What does this mean? It means the entire experience as neurologically coded is imperfectly processed. The physiological and affective feelings seem to persist, but without much memory of an event. In particular, I'm thinking of those children who are abused or neglected who fail to develop coherent self-schemas, and thus fail to experience themselves in any normal or healthy way.

Therapy would seek to locate some plausible "building" block from the persons past, and from that past, construct a coherent self narrative that can "take in" and absorb the meanings associated with the body part.

On another note, in this day and age of brain 'mapping', I find it unbelievable that brain scientists don't pay attention to the psychodynamic processes psychoanalysts pay attention to. It's ridiculous. The thoughts and feelings we ascribe to events and the meanings they hold about our past relationships, these are brain events; not only that, as many neuroscientists already acknowledge, a coherent sense of self, a sense of "I know where I am" in one's conceptual self-space, is very important to the whole idea of the self narrative.

Anxiety is tamed when we are able to contextualize or given meanings to our experiences. But when an experience seems nebulous (without an episodic memory) the procedural experience (a sense of numbness, or distance) can generate thoughts that canvass every aspect of the experience, until, over time, a relationship with the body-part has been formed - and also very much 'enbrained' - by countless instances of brooding, ruminating, and suffering from the thoughts and feelings you're having.

I must also stress how unethical it was for Anil Anathaswamy not to pay attention to the difference between psychotherapy's; even more so, to not know about all the progress being made in the field of psychotraumatology, which for example, allows us to study the symptoms of the present (a feeling towards a limb) with reference to catayzing events in the persons relational past.
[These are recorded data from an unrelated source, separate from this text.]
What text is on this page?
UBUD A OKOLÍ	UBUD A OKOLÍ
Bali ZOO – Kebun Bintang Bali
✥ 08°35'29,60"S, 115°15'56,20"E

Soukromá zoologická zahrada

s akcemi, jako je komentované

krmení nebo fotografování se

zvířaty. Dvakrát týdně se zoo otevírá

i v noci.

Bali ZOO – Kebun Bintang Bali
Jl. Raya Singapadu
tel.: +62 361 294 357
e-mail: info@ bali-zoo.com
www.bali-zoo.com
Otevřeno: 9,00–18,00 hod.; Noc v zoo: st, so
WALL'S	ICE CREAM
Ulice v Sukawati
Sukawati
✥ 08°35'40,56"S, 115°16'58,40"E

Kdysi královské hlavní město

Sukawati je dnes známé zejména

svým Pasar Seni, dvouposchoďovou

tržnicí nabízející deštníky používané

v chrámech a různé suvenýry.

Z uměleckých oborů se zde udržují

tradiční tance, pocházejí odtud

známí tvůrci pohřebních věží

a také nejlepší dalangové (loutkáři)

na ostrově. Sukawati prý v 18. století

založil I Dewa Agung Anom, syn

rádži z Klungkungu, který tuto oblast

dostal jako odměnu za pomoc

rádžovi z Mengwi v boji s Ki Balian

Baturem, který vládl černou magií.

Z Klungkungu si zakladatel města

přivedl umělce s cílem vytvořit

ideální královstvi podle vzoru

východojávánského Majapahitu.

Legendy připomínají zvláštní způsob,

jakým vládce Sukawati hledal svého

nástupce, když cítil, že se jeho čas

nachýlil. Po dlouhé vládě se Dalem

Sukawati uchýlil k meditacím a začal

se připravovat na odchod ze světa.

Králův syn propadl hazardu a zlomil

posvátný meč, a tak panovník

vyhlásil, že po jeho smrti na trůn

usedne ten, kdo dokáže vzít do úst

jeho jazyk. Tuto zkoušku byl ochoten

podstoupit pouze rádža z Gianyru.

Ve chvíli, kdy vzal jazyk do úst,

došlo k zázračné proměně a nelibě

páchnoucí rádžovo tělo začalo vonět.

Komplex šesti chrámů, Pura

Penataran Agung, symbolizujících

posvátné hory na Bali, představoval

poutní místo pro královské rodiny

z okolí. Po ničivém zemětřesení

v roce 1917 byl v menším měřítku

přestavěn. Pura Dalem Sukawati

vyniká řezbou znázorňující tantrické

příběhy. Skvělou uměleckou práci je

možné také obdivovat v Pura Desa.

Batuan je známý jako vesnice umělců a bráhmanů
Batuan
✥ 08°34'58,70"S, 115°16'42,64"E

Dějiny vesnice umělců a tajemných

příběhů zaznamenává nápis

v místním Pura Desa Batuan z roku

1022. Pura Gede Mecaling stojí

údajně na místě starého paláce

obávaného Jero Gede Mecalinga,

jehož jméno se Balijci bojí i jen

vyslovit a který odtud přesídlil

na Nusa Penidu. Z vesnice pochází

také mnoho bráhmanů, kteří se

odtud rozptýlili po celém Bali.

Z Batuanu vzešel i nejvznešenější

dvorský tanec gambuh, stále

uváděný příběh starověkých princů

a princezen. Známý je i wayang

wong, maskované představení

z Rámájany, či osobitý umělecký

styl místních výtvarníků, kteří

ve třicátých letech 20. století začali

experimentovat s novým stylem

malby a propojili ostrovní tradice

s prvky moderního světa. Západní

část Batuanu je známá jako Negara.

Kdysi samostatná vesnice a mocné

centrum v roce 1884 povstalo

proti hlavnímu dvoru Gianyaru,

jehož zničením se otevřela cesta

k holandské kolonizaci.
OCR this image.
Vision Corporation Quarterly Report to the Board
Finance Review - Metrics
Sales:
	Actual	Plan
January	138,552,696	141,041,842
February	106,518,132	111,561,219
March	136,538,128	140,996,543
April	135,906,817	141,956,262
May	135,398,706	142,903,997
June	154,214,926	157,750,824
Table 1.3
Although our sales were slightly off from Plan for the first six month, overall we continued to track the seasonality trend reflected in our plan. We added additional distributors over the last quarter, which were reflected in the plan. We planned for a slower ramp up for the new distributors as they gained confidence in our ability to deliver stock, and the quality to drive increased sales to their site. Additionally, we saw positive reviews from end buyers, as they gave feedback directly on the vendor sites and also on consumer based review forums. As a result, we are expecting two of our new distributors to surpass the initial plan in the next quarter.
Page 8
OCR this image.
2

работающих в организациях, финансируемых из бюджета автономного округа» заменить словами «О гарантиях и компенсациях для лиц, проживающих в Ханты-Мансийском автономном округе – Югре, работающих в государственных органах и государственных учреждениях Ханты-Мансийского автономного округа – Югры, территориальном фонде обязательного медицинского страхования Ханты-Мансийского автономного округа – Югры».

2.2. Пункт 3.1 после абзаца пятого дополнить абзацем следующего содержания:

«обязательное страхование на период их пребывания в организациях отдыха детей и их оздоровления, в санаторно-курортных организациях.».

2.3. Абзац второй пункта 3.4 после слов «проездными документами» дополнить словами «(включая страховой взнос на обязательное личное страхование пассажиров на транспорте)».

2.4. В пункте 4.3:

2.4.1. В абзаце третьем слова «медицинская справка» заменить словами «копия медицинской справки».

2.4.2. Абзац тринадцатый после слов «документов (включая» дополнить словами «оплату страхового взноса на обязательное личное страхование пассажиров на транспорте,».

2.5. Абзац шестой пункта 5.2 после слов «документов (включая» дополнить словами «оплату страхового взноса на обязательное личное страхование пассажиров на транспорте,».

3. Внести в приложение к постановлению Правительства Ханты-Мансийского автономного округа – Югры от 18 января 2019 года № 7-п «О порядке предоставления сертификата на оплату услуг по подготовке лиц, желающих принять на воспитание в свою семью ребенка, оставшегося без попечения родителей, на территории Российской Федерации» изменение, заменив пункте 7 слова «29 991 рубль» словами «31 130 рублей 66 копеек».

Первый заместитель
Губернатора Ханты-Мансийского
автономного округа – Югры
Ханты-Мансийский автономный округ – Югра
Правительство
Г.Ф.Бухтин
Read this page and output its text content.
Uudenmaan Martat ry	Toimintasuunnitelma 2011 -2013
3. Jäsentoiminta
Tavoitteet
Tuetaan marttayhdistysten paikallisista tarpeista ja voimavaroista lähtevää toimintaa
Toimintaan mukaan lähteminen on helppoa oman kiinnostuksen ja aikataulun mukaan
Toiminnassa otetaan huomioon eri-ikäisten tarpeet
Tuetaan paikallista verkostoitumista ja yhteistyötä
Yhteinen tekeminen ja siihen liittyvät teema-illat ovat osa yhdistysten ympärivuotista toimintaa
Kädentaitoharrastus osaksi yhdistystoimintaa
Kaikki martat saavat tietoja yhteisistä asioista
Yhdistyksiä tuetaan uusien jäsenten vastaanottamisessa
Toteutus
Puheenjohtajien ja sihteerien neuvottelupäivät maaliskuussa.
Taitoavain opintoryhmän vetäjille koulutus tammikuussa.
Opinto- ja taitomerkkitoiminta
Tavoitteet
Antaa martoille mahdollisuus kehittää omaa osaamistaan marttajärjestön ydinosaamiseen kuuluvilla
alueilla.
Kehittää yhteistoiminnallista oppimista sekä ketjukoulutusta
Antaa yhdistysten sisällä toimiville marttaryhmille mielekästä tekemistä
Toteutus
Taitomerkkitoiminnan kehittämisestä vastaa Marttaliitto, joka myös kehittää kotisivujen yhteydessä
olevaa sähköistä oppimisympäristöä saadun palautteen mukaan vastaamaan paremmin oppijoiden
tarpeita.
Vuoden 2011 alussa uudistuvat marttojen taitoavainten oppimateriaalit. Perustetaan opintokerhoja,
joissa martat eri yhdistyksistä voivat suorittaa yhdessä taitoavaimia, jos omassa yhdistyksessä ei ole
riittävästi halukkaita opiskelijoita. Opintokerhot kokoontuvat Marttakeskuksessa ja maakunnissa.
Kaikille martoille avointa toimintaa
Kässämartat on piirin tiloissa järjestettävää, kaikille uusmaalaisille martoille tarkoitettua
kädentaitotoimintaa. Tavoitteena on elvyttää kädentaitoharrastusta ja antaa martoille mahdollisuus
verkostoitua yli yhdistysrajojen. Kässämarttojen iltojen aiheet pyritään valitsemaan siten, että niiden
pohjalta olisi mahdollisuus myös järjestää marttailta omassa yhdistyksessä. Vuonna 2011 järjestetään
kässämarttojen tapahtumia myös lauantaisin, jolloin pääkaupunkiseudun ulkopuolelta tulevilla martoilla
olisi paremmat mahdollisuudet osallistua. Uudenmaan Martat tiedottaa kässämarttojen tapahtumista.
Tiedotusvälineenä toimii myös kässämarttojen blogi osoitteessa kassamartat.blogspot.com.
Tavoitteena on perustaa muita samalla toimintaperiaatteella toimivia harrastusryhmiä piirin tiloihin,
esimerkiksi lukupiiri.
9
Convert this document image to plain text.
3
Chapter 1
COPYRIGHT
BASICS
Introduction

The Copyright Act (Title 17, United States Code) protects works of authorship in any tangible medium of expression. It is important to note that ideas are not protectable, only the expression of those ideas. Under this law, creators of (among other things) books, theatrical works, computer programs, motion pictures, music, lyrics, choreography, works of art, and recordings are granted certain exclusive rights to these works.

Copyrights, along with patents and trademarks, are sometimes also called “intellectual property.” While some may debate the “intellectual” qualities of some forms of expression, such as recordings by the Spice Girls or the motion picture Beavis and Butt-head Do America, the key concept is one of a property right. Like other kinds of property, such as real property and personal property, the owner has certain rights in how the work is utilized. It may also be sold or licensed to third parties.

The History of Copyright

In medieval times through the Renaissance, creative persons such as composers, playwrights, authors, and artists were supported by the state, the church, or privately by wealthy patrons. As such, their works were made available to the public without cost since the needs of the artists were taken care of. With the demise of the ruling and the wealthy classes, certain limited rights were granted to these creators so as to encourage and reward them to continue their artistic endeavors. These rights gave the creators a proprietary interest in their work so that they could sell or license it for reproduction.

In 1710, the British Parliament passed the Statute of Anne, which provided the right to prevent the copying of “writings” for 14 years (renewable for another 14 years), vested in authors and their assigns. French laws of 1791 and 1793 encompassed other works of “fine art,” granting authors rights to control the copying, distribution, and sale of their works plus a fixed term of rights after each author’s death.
Lastly, since the self is made in relation, it can only be remade, or remolded, by relationships. Intensive psychotherapy would be the only means to "create" new relational self states as, in terms of systems theory, existing 'ways of being' practiced thousands of times form deeper "troughs" than activities only performed a few times. So, psychotherapy, weekly, can help CREATE A NEW RELATIONSHIP (does the foundationless nature of the mind bother you?) between a person and his affectively infused body part.

But why don't we know this? Enter insurance companies, who want "quick and effective" solutions that work more on 6 week schedules, rather than the more necessary "as long as possible" schedule. This is what skews results.

And on an even more final note, claiming tihs to be a real condition that warrants surgery is a dangerous idea to throw out there, as people, especially anxious people, are liable to be suckered in by the gravity of the statement, and brood upon it, until they too develop the conviction that they have "always felt this way".

The mind is inherently dissociative. Each new revolution of consciousness codes differently, but often follows predictable pathways. At our core is a defensiveness, because dissociation is all about paying attention to things that are relevant to survival; in our abstract minds, this also means ignoring feelings that generate shame or anxiety: homeostasis works 'throughout', physically and psychodynamically.